Halsey, whom MacArthur vainly requested as his commander of Allied Naval Forces, made a hurried trip to Brisbane in early March and found that MacArthur "lumped me, Nimitz, King, and the whole Navy in a vicious conspiracy to pare away his authority." (Halsey and Bryan, Admiral Halsey's Story, p. 189; Suppl Min, JCS rntg, 8 Feb 44; Rad, MacArthur to Marshall, 2 Feb 44, CM-IN 1443.)Halsey was in a difficult position. MacArthur was very angry; he was Halsey's superior, and was vastly senior to him. (During World War I MacArthur had commanded a brigade and then a division while Halsey commanded a destroyer.)

And it is probably gratuitous to say MacArthur was formidable in argument. The scene, as Halsey records it, was lively, with MacArthur expressing himself strongly. "Unlike myself," the Admiral wrote, "strong emotion did not make him profane. He did not need to be; profanity would have merely discolored his eloquence." But the ram-jawed Halsey could also be formidable.
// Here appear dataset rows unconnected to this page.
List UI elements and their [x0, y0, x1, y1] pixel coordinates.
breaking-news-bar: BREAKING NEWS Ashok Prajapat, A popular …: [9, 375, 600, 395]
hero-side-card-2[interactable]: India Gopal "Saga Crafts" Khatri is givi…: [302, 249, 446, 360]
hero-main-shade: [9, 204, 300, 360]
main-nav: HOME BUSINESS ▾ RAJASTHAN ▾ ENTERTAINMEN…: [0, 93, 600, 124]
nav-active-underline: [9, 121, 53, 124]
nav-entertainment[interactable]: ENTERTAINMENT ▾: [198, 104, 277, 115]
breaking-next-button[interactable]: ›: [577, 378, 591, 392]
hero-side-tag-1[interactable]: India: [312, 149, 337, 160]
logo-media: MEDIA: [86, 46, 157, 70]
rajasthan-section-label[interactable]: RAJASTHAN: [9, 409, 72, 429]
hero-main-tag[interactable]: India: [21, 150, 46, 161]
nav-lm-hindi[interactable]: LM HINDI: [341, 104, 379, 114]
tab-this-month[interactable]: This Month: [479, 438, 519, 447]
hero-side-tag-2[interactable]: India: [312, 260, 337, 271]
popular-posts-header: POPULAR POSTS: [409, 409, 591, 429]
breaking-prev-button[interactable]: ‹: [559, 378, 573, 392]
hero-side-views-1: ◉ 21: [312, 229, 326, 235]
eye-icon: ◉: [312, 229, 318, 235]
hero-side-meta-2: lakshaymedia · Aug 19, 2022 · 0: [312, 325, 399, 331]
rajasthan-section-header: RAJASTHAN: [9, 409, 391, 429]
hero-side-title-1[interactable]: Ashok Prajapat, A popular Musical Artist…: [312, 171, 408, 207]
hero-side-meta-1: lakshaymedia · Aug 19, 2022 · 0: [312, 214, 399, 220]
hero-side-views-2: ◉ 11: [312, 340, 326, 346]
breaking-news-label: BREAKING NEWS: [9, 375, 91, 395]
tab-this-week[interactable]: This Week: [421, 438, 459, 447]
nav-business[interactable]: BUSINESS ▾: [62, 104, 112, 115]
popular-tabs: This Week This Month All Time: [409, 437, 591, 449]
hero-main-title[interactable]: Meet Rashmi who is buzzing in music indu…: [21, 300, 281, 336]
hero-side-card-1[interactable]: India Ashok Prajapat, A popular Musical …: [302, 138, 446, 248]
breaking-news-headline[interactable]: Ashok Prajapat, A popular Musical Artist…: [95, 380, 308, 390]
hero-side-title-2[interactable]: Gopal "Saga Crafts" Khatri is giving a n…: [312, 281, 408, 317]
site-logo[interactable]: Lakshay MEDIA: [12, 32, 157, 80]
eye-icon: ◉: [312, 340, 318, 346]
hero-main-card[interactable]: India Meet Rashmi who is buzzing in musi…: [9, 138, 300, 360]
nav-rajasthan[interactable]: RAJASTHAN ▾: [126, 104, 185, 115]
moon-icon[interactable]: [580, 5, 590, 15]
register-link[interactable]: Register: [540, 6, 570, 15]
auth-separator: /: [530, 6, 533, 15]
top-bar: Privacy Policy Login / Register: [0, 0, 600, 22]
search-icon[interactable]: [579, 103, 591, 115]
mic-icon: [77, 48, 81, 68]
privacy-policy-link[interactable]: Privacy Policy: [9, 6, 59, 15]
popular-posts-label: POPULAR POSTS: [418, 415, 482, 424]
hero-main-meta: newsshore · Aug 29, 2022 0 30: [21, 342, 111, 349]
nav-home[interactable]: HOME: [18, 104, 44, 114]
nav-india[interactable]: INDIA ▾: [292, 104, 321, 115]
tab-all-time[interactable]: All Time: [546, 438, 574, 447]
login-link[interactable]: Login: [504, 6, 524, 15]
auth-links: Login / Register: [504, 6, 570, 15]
Supported by Kinkaid and Carney, he asked the General to rescind his order: " . . . 'if you stick to this order of yours, you'll be hampering the war effort."

Halsey went on to say that "the command of Manus didn't matter a whit to me. What did matter was the quick construction of the base. Kenney or an Australian or an enlisted cavalryman could boss it for all I cared, as long as it was ready to handle the fleet when we moved up New Guinea and on toward the Philippines." After long argument, General MacArthur agreed to cancel his order and the work went forward under Admiral Kinkaid's direction. (Halsey and Bryan, Admiral Halsey's Story, pp. 189-90; Oral statement of Adm Kinkaid to the author et al., 16 Nov 53. General Kenney, in his comments, remarked, that Halsey's statement sounds as though "he didn't like me, the Australians, or enlisted cavalrymen." Actually Halsey was probably only listing people unlikely to be directing construction of a naval base.)

Momote airfield, first used in March, was seven thousand feet long by 18 May. When the Lorengau airstrip proved unsuitable, Seabees and the 836th Engineer Aviation Battalion, working under pressure, finished one at Mokerang Plantation by 2 1 April, then put in a parallel runway. Seabees installed two runways for carrier aircraft on the outlying islands, and also developed Seeadler Harbour into one of the largest naval bases in the Pacific, with repair facilities for all types of warships and transports (Building the Navy's Bases in World War II, II, 295-302; Off of Chief Engr, GHQ AFPAC, Airfield and Base Development, pp. 208-22, and Critique, PP. 145-53.)

As planned, the naval base serviced the Third, Fifth, and Seventh Fleets in later operations, and the airfields supported the drives along the New Guinea coast and through the Central Pacific. The gallant action of the 1st Cavalry Division in execution of MacArthur's bold decision thus paid rich dividends.